Disse Flávio no encontro da CEPAC nos Estados Unidos:
“…O Brasil vai ser o campo de batalha no qual o futuro do hemisfério será decidido, porque o Brasil é a solução para os Estados Unidos se livrarem da dependência dos minerais críticos, especialmente das terras raras da China.
Sem eles, a revolução tecnológica dos Estados Unidos fica estagnada, e a segurança nacional se torna vulnerável.
E quando os Estados Unidos se tornam vulneráveis, todo o mundo livre se torna vulnerável.
Brasil e Estados Unidos foram feitos um para o outro.
Compartilhamos os mesmos valores judaico-cristãos – há um crescente movimento sionista cristão, tanto nos EUA quanto no Brasil – e cada um tem aquilo de que o outro precisa.
A América precisa de cadeias de suprimentos seguras para materiais críticos, um parceiro confiável no hemisfério e um mercado massivo para bens e serviços americanos.”

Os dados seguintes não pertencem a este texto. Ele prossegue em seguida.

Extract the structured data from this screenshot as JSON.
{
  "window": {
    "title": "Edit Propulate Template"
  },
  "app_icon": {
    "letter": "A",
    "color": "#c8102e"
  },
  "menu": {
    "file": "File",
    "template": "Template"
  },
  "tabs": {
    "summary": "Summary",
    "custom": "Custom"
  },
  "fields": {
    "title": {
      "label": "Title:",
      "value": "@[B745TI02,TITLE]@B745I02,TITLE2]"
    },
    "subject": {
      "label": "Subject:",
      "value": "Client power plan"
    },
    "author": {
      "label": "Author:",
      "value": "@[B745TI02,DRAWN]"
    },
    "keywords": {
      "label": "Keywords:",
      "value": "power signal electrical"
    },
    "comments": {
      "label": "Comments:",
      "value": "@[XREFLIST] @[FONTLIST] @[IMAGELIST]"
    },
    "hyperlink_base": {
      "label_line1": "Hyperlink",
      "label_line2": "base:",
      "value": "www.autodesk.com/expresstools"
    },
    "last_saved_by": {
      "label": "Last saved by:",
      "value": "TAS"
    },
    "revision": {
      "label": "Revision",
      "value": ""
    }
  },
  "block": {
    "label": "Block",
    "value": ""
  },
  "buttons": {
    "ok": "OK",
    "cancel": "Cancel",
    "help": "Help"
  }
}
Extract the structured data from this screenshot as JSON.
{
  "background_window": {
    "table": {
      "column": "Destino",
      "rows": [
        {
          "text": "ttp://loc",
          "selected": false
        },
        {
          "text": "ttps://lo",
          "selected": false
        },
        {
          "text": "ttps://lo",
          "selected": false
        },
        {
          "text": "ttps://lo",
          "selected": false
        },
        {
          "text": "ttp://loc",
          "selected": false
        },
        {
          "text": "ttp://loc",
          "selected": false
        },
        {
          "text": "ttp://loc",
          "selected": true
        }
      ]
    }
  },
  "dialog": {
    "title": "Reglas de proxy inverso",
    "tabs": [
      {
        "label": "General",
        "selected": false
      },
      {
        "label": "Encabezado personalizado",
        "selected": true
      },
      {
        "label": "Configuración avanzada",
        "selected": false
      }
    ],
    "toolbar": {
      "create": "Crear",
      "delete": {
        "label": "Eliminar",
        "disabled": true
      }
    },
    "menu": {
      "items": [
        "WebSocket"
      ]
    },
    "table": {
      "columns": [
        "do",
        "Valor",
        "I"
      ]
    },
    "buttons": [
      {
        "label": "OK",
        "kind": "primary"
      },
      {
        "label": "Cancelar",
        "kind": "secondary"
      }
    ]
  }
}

Leia-se: Se eu for eleito, o Brasil se tornará submisso ao país de vocês, já que ele falava para o público americano. Repulsivo. vergonhoso.
“…se o governo dos Estados Unidos quiser voltar a ser o principal parceiro econômico do Brasil, precisa demonstrar essa intenção com o aumento de investimentos no país.
…a China descobriu e entrou na América Latina.
Hoje, o meu comércio com a China é o dobro do meu comércio com os Estados Unidos.
E essa não é a preferência do Brasil.
Se os Estados Unidos quiserem passar para frente da fila, ótimo.
Mas eles precisam querer isso.”
O que resta de Flávio depois da queda
Ao fim, a disputa não é apenas entre Lula e Flávio, mas entre duas visões de mundo. Lula quer um Brasil capaz de produzir, negociar e decidir; Flávio quer um Brasil que sirva, que obedeça; e que confunda servidão com alinhamento civilizatório.
Um quer política externa como instrumento de soberania; o outro quer política externa como gesto de submissão ideológica.
E quando um escândalo financeiro desorganiza a vitrine da extrema direita, o que se vê é que a sua força sempre dependeu mais de encenação do que de substância.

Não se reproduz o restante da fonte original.